Characterizing the Feedback Loop Between Cells and the Pericellular Region During Cell-Material Interactions
Kelly M. Schultz, Ph.D.
Larry and Virginia Faith Associate Professor
Purdue University
Seminar Abstract: During the wound healing process, human mesenchymal stem cells (hMSCs) are recruited to an injury where they regulate inflammation and initiate healing and tissue regeneration. To aid in healing, synthetic cell-laden hydrogel scaffolds that mimic aspects of native tissue are being designed to deliver additional hMSCs to wounds to enhance or restart the healing process. These scaffolds initially provide well-defined 3D microenvironments to cells, but are also designed to be remodeled by these cells. This creates a feedback loop where cell remodels the pericellular region and respond to dynamically changing cues presented in the environment. In this work, we quantitatively characterize the real-time feedback between the microenvironment cells create and the cues presented to encapsulated cells and how this defines basic cellular processes. To do this, we encapsulate hMSCs in a well-defined synthetic hydrogel that consists of a 4-arm poly(ethylene glycol) (PEG) backbone end-functionalized with norbornene which is chemically cross-linked with an matrix metalloproteinase (MMP)-degradable peptide sequence. We use multiple particle tracking microrheology (MPT) to characterize spatio-temporal cellmediated degradation in the pericellular region. In MPT, fluorescently labeled particles are embedded in the material and their Brownian motion is measured and related to rheological properties using the Generalized Stokes-Einstein Relation. We start by characterizing the strategies that hMSCs use to engineer their microenvironments prior to and during motility in soft materials that mimic adipose tissue. We measure that hMSCs regulate the molecules they secrete to maintain material stiffness directly around them prior to migration. We hypothesize that hMSCs are creating an environment that enables spreading and attachment prior to motility by secreting a combination of MMPs and tissue inhibitors of metalloproteinases (TIMPs). We then inhibit TIMPs and reverse the pericellular degradation profile and increase cell motility.

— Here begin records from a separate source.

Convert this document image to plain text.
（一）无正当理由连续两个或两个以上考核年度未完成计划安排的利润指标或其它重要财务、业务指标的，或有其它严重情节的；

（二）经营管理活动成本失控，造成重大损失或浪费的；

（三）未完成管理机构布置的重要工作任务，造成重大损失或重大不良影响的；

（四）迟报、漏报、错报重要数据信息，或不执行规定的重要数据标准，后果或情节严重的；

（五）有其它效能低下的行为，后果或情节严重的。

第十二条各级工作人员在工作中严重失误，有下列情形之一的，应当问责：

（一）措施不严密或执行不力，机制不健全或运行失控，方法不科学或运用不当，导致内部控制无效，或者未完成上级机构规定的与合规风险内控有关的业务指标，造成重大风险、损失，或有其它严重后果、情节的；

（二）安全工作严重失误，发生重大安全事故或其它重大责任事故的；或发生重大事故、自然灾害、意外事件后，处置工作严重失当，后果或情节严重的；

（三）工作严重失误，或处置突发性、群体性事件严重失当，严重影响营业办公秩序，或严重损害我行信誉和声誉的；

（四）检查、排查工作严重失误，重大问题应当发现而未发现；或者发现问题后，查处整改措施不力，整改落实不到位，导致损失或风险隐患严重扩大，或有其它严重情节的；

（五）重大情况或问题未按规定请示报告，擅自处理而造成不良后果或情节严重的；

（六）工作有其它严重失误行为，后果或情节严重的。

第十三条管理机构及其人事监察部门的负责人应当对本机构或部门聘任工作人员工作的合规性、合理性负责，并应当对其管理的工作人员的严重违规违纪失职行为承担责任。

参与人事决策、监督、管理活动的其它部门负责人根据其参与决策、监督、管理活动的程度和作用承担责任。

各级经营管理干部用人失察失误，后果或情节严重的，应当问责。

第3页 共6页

Cell-mediated pericellular re-engineering is also inherently length-scale dependent and both structure and rheological properties are important factors in retaining native function of hMSCs. During hMSC-mediated scaffold remodeling single cross-links break on the nanometer scale, cellular extensions pull material and degrade paths through the scaffold to enable motility on the micrometer scale and bulk scaffold degradation occurs on macroscopic scales. We measure length-scale dependent rheology during cell-mediated remodeling of the pericellular region using bi-disperse MPT. Bi-disperse MPT extends MPT to characterize material evolution across length-scales by tracking a bi-disperse population of particles, 0.5 and 2 micron particles. We measure that cells preferentially re-engineer their microenvironment across length-scales using enzymatic secretions (irreversible degradation) and cytoskeletal tension (reversible degradation). From these measurements, we identify that 2 micron particles are stuck in a loose gel network that has been partially degraded and is being reversibly remodeled by the hMSC. At the same time, 0.5 micron particles are measuring irreversible scaffold degradation due to cellsecreted enzymes and are able to diffuse through the larger network structure cells are pulling on. Characterization of spatio-temporal evolution due to cell-mediated degradation could lead to better design of implantable biomaterials for cell delivery to wounded areas.